Of course, for as special as this team has been, it would seem like something a waste to not follow up everything that's already happened with an equally special playoff run. And really, that's the best argument for the Sixers needing to do everything in their power to pry open their championship window for this season as much as possible: You just don't know when everything's going to come together like this again. Embiid's performing at an MVP level, Simmons and Harris are playing their secondary roles to perfection, the supporting cast is solid enough and the rest of the league is largely a bunch of question marks. You'd like to think they'd have another real couple shots at the chip if this one doesn't pan out -- nearly everyone important on the team that is signed through 2023, and there's no reason to think there'd be a ton of age-related slippage between now and then -- but getting everybody to show up fully healthy and engaged just for one full season is hard enough, getting a second could be a big ask. You just never know.
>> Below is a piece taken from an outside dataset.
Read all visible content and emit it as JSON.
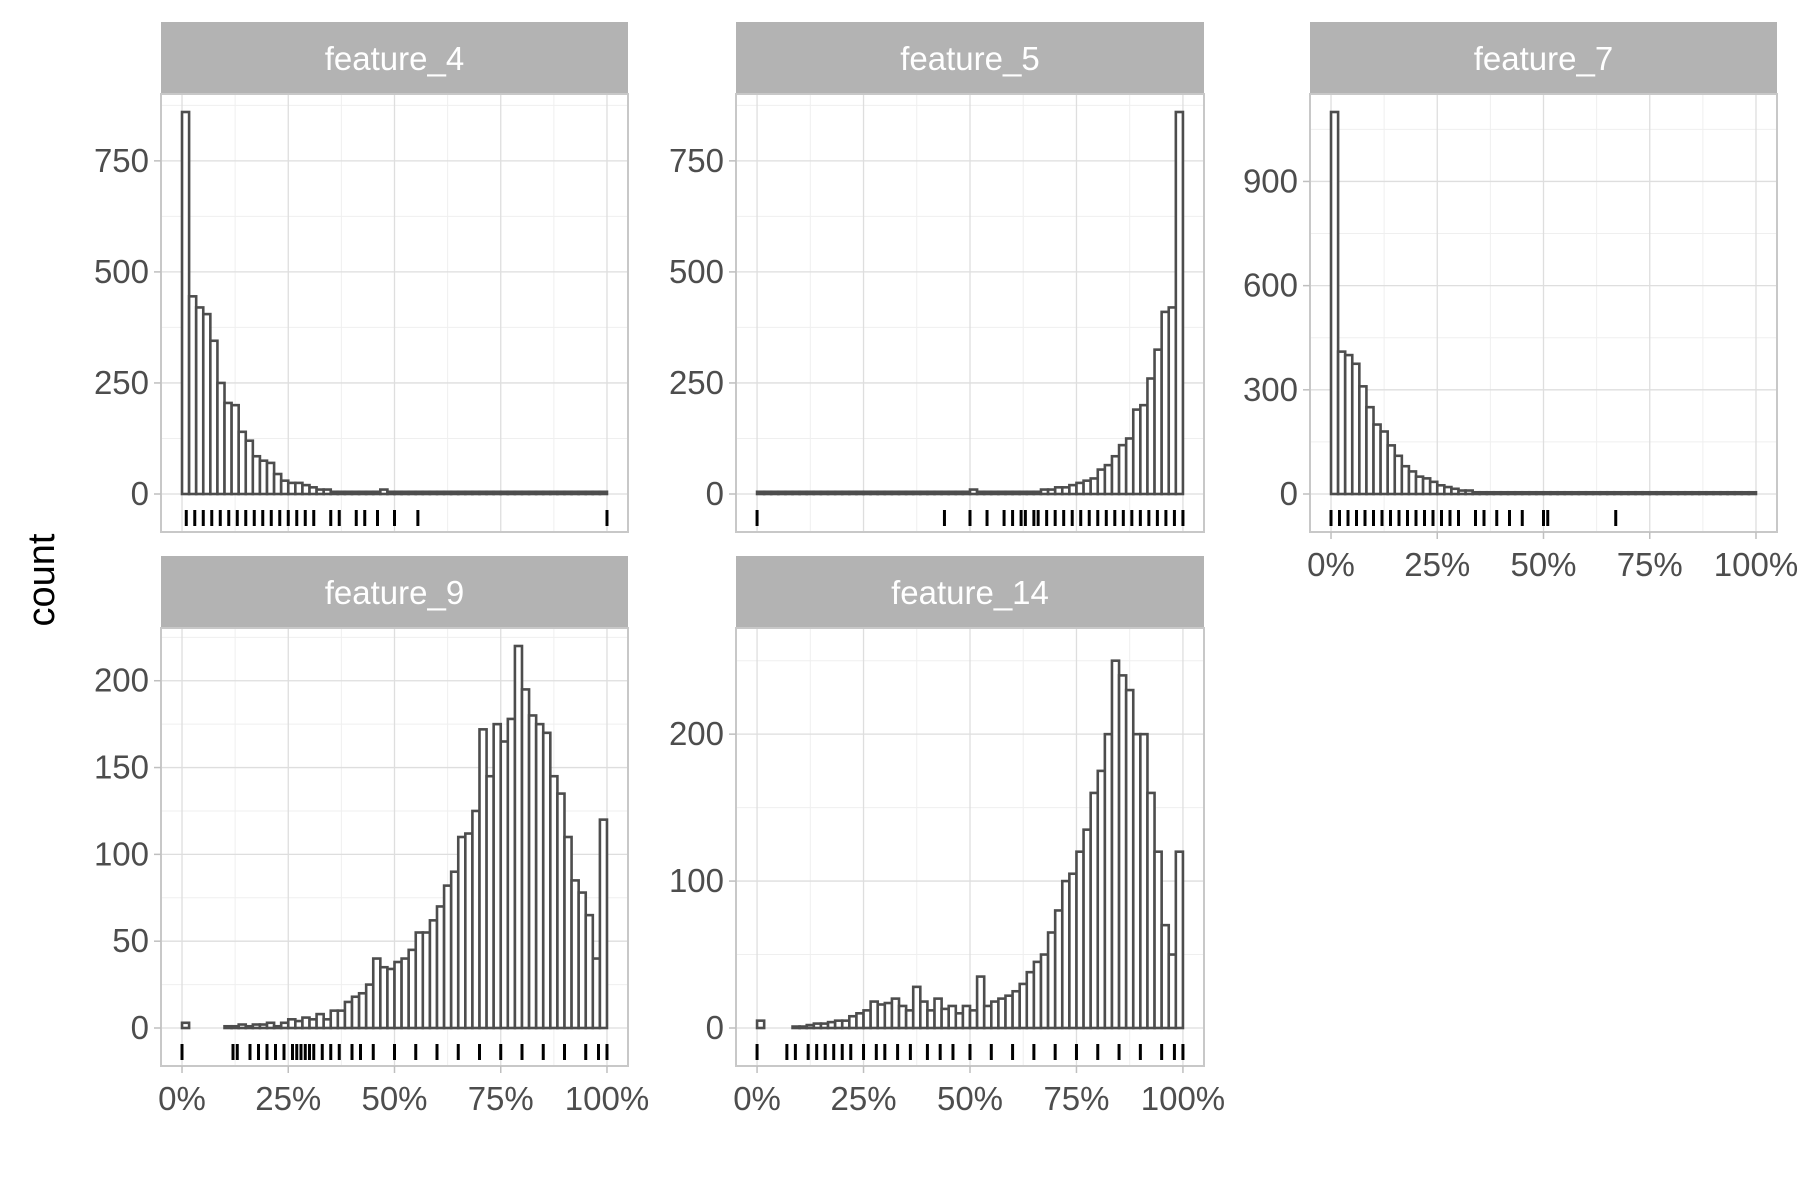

I'm in favor of them making a big swing at the trade deadline to try to maximize their championship chances this season. I hope they do it, and I certainly hope it works. But if they don't find one to make, and the team falls short -- or if they do make one, and the team falls short anyway -- I won't consider this season a failure. Championship or bust is no way to live: There's too much joy in the Sixers right now, too much potential for happiness every time they take the court, and even sometimes when they don't. There's too much to love about this season, this team, this league to let any one part of it define the whole story. It'd be a shame for the Sixers not to capitalize on tis opportunity -- and I want the Sixers to win the title even more than I want a return to indoor dining and karaoke -- but it'd be a much bigger shame to miss out on a single great moment from this season's present worrying about its future. Results are never guaranteed; if you can't let yourself really enjoy the process, I don't know how you could ever be able to totally trust it.